Date: Wed, 14 Jun 1995 04:37:57 -0400


Subject: Re: new phrase

One problem, abstruse as it may, with "email" sans hyphen or cap E, is that it

looks too much like the French word for enamel, as in those beautiful Limoges

plates in the Frick (for you New Yorkers) and elsewhere. Anyway, the pattern

would presumably call for a hyphen and/or cap E. After all it's D-Day, not

dday, g-man (perhaps a better fit, since that's a description like e-mail

rather than a name like D-Day), K rations (not krations),... I think it's

productive, too: I've seen b-day and B-day (for birthday).

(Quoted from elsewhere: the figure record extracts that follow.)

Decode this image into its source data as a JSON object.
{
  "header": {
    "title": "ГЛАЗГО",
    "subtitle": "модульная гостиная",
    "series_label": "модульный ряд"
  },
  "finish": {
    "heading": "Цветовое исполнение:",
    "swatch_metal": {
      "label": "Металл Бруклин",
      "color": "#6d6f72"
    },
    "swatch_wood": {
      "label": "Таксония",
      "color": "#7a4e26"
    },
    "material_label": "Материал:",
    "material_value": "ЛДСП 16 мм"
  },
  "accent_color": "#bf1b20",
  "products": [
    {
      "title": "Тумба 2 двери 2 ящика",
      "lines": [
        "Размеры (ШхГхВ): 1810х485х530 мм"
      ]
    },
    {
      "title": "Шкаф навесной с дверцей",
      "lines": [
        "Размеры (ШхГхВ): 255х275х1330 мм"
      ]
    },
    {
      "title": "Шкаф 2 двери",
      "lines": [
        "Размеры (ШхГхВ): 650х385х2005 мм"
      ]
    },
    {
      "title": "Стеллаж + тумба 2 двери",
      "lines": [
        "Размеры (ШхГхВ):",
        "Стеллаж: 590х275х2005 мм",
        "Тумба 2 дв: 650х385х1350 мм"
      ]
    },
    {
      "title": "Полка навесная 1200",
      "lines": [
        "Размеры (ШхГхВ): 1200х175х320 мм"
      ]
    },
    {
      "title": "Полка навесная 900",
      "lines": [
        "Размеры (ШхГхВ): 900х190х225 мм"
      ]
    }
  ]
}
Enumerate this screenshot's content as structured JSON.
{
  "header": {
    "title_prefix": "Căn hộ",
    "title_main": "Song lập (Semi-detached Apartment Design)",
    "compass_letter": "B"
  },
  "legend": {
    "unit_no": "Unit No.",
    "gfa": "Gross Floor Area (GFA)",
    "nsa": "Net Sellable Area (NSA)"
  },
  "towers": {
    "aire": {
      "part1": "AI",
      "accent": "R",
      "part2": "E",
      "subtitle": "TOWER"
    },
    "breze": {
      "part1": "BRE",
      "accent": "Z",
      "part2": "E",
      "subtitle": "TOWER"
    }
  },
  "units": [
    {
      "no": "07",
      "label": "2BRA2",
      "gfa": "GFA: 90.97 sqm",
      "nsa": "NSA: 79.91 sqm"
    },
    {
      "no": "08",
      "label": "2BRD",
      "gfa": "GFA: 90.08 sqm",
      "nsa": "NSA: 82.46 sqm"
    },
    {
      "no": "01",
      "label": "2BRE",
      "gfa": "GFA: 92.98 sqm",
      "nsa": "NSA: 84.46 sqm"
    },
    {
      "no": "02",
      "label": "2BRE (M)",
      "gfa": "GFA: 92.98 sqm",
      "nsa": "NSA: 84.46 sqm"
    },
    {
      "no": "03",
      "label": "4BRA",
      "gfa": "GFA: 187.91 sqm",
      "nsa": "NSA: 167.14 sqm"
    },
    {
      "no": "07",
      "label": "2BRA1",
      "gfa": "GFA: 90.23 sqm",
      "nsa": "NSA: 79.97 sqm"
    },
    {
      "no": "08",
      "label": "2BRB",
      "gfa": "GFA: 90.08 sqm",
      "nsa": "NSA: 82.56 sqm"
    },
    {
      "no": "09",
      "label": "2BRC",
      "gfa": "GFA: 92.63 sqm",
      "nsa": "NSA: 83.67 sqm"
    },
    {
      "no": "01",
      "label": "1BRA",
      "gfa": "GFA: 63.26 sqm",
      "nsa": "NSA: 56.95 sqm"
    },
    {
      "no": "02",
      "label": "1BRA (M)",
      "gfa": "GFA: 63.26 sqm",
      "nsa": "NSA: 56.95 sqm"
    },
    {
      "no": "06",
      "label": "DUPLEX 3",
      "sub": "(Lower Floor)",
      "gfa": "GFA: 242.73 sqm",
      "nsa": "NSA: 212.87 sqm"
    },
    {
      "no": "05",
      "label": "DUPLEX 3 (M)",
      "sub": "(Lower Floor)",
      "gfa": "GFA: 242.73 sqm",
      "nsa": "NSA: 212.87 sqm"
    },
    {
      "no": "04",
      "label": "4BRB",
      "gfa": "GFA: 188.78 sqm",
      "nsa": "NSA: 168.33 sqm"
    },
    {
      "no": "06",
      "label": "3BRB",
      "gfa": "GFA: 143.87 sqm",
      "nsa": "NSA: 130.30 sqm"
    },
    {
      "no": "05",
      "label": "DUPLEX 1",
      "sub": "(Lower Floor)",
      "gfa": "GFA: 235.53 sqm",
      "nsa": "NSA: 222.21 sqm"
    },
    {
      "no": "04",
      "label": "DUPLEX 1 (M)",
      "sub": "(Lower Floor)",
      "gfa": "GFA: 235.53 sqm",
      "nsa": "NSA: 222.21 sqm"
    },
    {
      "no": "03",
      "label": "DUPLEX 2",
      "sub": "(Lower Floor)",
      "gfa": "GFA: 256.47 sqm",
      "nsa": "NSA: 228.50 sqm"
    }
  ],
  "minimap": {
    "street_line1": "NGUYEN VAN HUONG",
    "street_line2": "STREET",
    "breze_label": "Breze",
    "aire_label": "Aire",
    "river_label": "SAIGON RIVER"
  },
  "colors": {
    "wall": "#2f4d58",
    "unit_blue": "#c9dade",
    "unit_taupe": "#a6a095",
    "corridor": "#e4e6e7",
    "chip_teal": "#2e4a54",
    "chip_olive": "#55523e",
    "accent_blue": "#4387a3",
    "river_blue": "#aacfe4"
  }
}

but...i (and those in my great sphere of influence) use bday and cmas

(christmas)--the former is quite wide spread among those who mark the

joyous season of lynneukah (otherwise known as the 8 days of lynne's

bday). (only 110 shopping days left! shop now and avoid the rush.)

these are better than "krations" because, in english, you'd have to

syllabify the "b" before "day" and the "c" before "mas", but the

"kr-" works as an initial cluster. (the k rations e.g., is kind of

cheating, though because it's not hyphenated in the first place.)

similarly, email will work because you can pronounce it as spelt.

i'm trying to think of other things that might start with hyphen-

separated vowels in order to test this but cannot. aline (a-line)

skirt would not work, but the spelling indicates that the "a" should

be short, so that might explain that. we'd need other cases where

the spelling rules don't conflict with the dehyphenization.